Самым поучительным во всей этой истории было то, что идея пришла в голову не вашему покорному слуге, сформировавшемуся в эпоху телевидения и заставшего сетевые СМИ, а местному. Хотя казалось бы…
Единственное, что до некоторой степени извиняло меня, это просто огромное количество свалившихся на меня проблем. Ну, вот ей богу не до того! Но с другой стороны, раз современники понимают значение средств массовой информации, значит, проблема созрела. Вот пусть они и занимаются ее решением…
А у меня своих забот хватает! И от развития связи в том числе.
Утром последовал очередной вызов от государя. При том, что еженедельный доклад состоится через два дня. Но видимо случилось что-то из ряда вон
На сей раз, мы встречались наедине. Канцлер с министрами еще не прибыл, Сашка занят подготовкой к Государственному совету. Младшие братцы и вовсе не понятно где.
— Вы звали меня, ваше величество?
— Проходи, — кивнул занятый просмотром бумаг царь.
Что характерно, присесть не предложил. В официальной обстановке не положено. Ничего страшного, молодой, постою…
— Как идет подготовка к походу?
— Практически завершена. Завтра, край послезавтра выйдем, если не случится, что-либо экстраординарное. Вы, верно, захотите проводить нас?
— Непременно. Про молебен не забыл?
— На каждом крупном корабле имеется свой священник. Пусть хоть до вечера кадилом машут!
— Раньше ты был более ревностен в делах религии, — удивленно посмотрел на меня отец.

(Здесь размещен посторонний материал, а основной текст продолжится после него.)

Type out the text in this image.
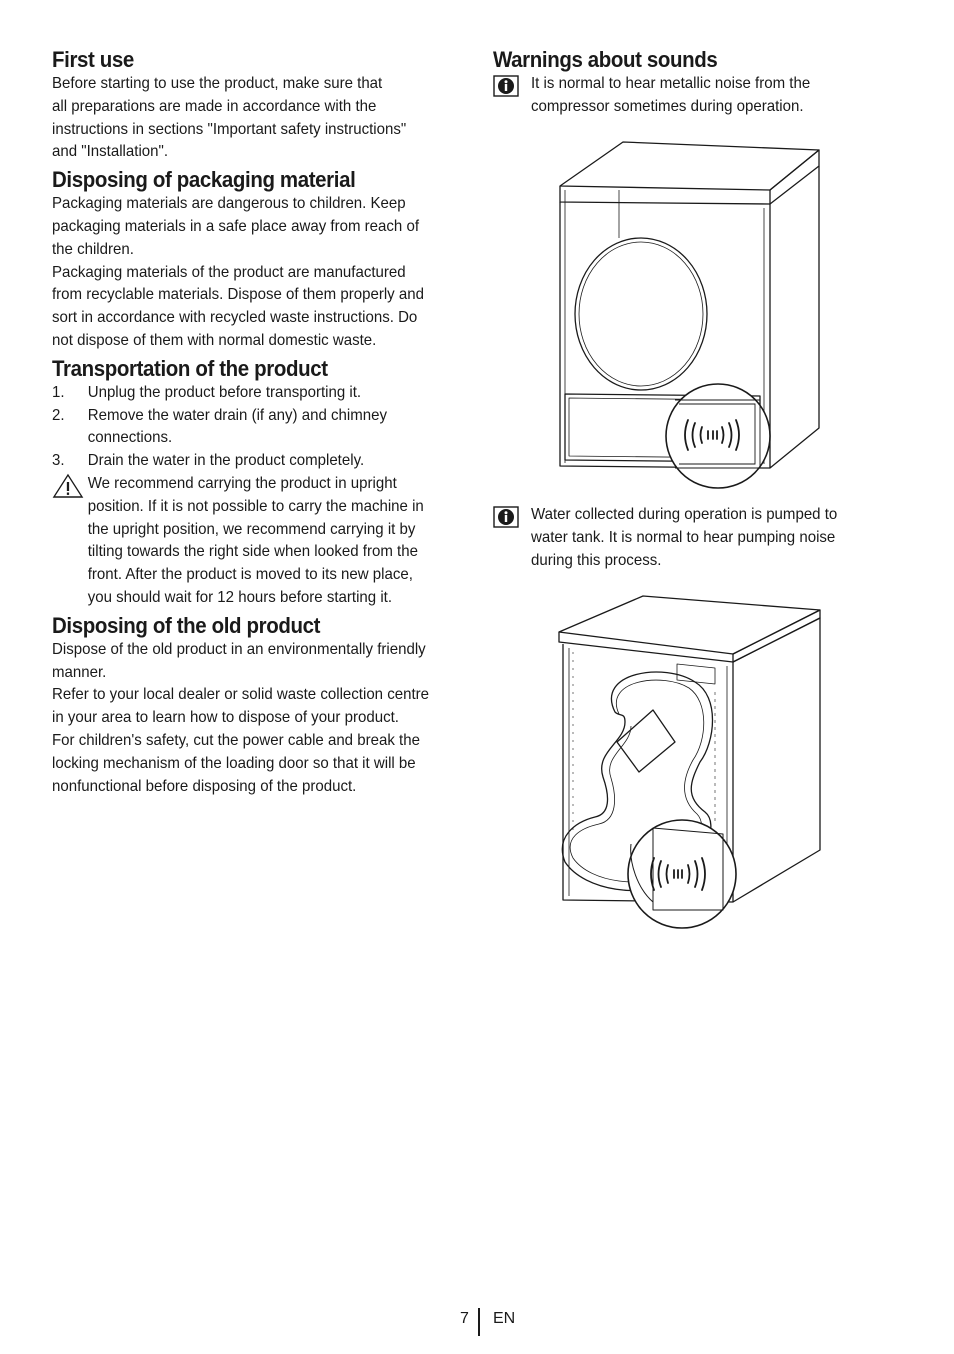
First use

Before starting to use the product, make sure that

all preparations are made in accordance with the

instructions in sections "Important safety instructions"

and "Installation".

Disposing of packaging material

Packaging materials are dangerous to children. Keep

packaging materials in a safe place away from reach of

the children.

Packaging materials of the product are manufactured

from recyclable materials. Dispose of them properly and

sort in accordance with recycled waste instructions. Do

not dispose of them with normal domestic waste.

Transportation of the product
1. Unplug the product before transporting it.
2. Remove the water drain (if any) and chimney
connections.
3. Drain the water in the product completely.
We recommend carrying the product in upright
position. If it is not possible to carry the machine in
the upright position, we recommend carrying it by
tilting towards the right side when looked from the
front. After the product is moved to its new place,
you should wait for 12 hours before starting it.
Disposing of the old product

Dispose of the old product in an environmentally friendly

manner.

Refer to your local dealer or solid waste collection centre

in your area to learn how to dispose of your product.

For children's safety, cut the power cable and break the

locking mechanism of the loading door so that it will be

nonfunctional before disposing of the product.

Warnings about sounds

It is normal to hear metallic noise from the

compressor sometimes during operation.

Water collected during operation is pumped to

water tank. It is normal to hear pumping noise

during this process.

7 EN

— Закончится война, все святые места пешком обойду. А пока недосуг.
— Бог тебе судья. Я о другом хотел потолковать…
— Слушаю.
— Ты газеты читаешь?
— Не часто. О самом важном мне Головнин рассказывает. А что?
— Вот смотри, — протянул он мне какое-то немецкое издание недельной давности.
На развороте ее красовался литографический портрет Бромми, а под ним надпись — адмирал Российского флота! Судя по всему, редакция, а точнее владелец газеты был либералом. О России в статье говорилось безо всякого почтения. Дескать, тирания и оплот феодальных порядков, но между тем именно там «наш дорогой герой Бромми» получил давно заслуженный им чин и теперь вынужден воевать против передовой Англии на стороне варваров, вместо того, чтобы вместе с ней освобождать угнетенные народы.
— Что скажешь?
— А что тут скажешь? Мало ли чуши печатают в иностранной прессе…
— Это да. Но сейчас не об этом… ты знаешь, я с самого начала был против каперской войны, ибо контролировать ее не просто, а без него она мгновенно обратится в пиратство.
— Государь, польза от действий Бромми и Шестакова столь очевидна…
— Говорю же, — остановил меня Николай. — Речь теперь не об этом.
— Тогда что?
— Кто дал тебе право пожаловать ему адмиральский чин?
— Ваше величество, обстоятельства сложились таким образом, что…
— Прекрати! — строго посмотрел на меня государь. — Чины, тем более адмиральские, в России может даровать только один человек. Император!
— Знаю…
— Тогда как ты посмел?
— Ваше величество. Пока идет война и Бромми в море, для меня нет никакой разницы, какой на нем мундир и эполеты, лишь бы он топил англичан и препятствовал их торговле.
— Ты думаешь, эта война будет длиться вечно?
— Избави нас боже от такого несчастия!
— Аминь! Ну, так что?
— Да ничего! Сколько бы она не продлилась, до ее конца надобно еще дожить. А британцы, сколько мне известно, отрастили на него большой зуб. Так что вполне может статься, что носить русский мундир нашему каперу и не придется. С другой стороны, порученное мне ведомство просто переполнено престарелыми адмиралами и генералами, многие из которых ничуть не меньшие немцы, чем Бромми, и даже говорить по-русски не могут порядочно. Между тем от казны им положено немалое содержание, при том, что пользы от этих с позволения сказать деятелей, ни на грош! Скорее наоборот…
— И снова ты не о том…
— Так в чем дело…
— Повторяю, чинами награждать могу только я. Или ты уже видишь себя на моем месте?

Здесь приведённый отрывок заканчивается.